At one point when he was growing up, she says, she was really worried about him, because of "the elements."
The elements she's talking about were crack and crime. During the 1980s, the Marcy projects were among the most dangerous places in America. Jay-Z often writes songs about his time there, including the day he shot his older brother in the shoulder for stealing his jewelry. He was 12 years old.
The lyrics to that song say: "Saw the devil in your eyes, high off more than weed, confused, I just closed my young eyes and squeezed, what a sound, opened my eyes just in time to see you stumbling to the ground."
Simon asked him to talk about it. "I wouldn't feel comfortable talking about that on TV, it's not cool. That's a bit over the line," Jay-Z said.
The height of the crack epidemic was a rough time, Jay-Z says.
"Pretty rough time for everyone, like, especially in that neighborhood, it was a, it was a plague in that neighborhood, it was just everywhere, everywhere you look. In the hallways. You could smell it in the hallways."
"Back then, it was like, I would say it was, like, two things, like, it was either you'z doin' it or you was movin' it," he says.
"And you was moving it?" Simon asked.
"I was – yeah ? I would, what, what you consider a hustler," Jay-Z said.
"Drug dealer?," Simon said.
"That's a harsh word, yeah, yeah," Jay-Z said.
"Did your mom know you were dealing crack?" Simon asked.
"No. She had a lot of trust in me, she gave me a long leash, and she let me, you know, learn on my own," he says.
"The story goes that when you got to the end of the leash, and you were dealing drugs, somebody tried to kill you. Is that right, or is that" Simon asked.
"Yeah, I was shot at before," Jay-Z said.
In fact, he was shot at three times, from just six feet away. Miraculously, none of the bullets hit him. It was then when Jay-Z traded in the crack game for the rap game. It was nothing new to him. He'd been rapping since he was a kid. In fact, he was the neighborhood champ. But nobody would sign him. So together with Damon Dash and some friends, Jay-Z started selling CDs out of his car. That's when he started Rocafella records. The rest is history.
Some have said that the success of Rocafella comes from its hustler mentality. Dash agrees: "Entrepreneurial, hustler, say it whatever you want to say it, just that hunger to make money, and to make your situation better."

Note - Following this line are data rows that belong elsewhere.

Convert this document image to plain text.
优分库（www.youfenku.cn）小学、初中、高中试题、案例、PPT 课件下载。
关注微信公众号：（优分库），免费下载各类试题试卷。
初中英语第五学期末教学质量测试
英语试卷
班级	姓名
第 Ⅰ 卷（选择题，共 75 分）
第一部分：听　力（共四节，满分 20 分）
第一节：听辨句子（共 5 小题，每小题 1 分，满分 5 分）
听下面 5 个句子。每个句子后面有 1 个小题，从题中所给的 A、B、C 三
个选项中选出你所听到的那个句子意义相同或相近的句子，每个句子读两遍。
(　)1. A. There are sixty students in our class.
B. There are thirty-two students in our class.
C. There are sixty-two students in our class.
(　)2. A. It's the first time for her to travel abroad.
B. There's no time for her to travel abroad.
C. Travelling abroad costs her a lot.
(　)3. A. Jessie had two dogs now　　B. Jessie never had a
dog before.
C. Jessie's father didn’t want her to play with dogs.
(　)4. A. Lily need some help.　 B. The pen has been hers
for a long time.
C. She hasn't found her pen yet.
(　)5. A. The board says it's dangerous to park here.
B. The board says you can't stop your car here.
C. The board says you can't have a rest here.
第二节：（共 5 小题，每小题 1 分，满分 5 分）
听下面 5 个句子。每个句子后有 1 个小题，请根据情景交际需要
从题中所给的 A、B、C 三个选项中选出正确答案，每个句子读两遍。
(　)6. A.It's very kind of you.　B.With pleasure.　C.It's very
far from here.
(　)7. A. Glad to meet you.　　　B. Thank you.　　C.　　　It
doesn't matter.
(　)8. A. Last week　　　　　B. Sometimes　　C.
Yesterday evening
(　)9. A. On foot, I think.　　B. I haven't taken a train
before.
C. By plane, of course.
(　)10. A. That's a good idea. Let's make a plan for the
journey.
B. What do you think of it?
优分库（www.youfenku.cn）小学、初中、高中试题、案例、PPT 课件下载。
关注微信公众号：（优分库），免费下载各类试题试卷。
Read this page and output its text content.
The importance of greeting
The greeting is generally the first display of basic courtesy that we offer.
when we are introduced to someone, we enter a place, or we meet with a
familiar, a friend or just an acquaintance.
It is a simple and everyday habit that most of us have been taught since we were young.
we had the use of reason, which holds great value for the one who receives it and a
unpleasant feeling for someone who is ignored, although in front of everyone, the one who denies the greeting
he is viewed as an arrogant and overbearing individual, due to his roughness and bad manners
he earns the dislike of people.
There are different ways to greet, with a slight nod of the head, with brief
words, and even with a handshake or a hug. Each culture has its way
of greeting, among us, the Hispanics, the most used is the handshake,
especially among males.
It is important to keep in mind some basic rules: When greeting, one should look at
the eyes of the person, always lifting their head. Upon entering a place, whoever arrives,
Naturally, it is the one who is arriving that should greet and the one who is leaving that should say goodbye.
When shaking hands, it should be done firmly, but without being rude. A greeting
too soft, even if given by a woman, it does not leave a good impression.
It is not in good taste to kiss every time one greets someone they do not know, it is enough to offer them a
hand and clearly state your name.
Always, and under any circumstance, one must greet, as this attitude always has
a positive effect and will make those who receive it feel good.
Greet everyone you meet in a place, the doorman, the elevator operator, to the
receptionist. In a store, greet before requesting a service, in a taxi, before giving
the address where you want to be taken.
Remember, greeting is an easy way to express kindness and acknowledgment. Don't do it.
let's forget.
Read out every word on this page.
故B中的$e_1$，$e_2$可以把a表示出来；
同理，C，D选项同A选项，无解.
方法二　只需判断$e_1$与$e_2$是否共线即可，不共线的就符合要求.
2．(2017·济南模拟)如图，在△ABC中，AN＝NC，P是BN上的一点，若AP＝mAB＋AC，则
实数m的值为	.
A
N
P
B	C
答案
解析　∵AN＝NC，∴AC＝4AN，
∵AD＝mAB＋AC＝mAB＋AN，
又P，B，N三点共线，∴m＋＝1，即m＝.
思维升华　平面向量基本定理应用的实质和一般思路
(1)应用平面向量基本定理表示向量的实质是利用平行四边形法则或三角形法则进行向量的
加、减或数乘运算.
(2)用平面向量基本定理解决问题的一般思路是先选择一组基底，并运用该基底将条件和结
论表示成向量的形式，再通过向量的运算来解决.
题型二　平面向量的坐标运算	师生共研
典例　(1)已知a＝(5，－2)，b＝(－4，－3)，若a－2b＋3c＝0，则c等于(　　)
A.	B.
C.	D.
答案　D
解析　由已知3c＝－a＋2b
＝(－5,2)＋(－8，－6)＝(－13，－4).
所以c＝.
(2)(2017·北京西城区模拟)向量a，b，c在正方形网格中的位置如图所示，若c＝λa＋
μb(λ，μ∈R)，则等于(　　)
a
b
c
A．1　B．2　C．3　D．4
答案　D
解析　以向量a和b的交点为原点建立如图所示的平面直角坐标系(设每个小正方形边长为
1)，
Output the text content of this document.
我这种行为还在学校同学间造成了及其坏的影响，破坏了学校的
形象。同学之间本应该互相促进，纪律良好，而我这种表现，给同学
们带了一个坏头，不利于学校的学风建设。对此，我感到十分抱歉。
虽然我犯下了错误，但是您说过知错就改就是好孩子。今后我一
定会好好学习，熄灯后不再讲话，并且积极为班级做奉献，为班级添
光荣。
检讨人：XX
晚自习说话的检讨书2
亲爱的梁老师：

But just as Jay-Z was beginning to be recognized as an entrepreneur, he fell back into his old hustler ways. In 1999, he stabbed record executive Lance Rivera at a nightclub. Police say he thought Rivera was bootlegging his music. He was sentenced to three years of probation.
Jay-Z says the incident was a wakeup call, "let me know like it could just all go down the drain, like it could all be taken away from you." He says something like that will "never" happen again. Since the stabbing, Jay-Z went on to make four more successful albums.
Before Simon left, Jay-Z asked his engineer, Guru, to play us one last song, to let us know how far he had come. It was a rap that sampled and reworked Frank Sinatra's "My Way."
"That really is good stuff," Simon said when the song had ended.
"It makes sense, it's not just hippity-boppity-skee-bop," Jay-Z said as Simon laughed.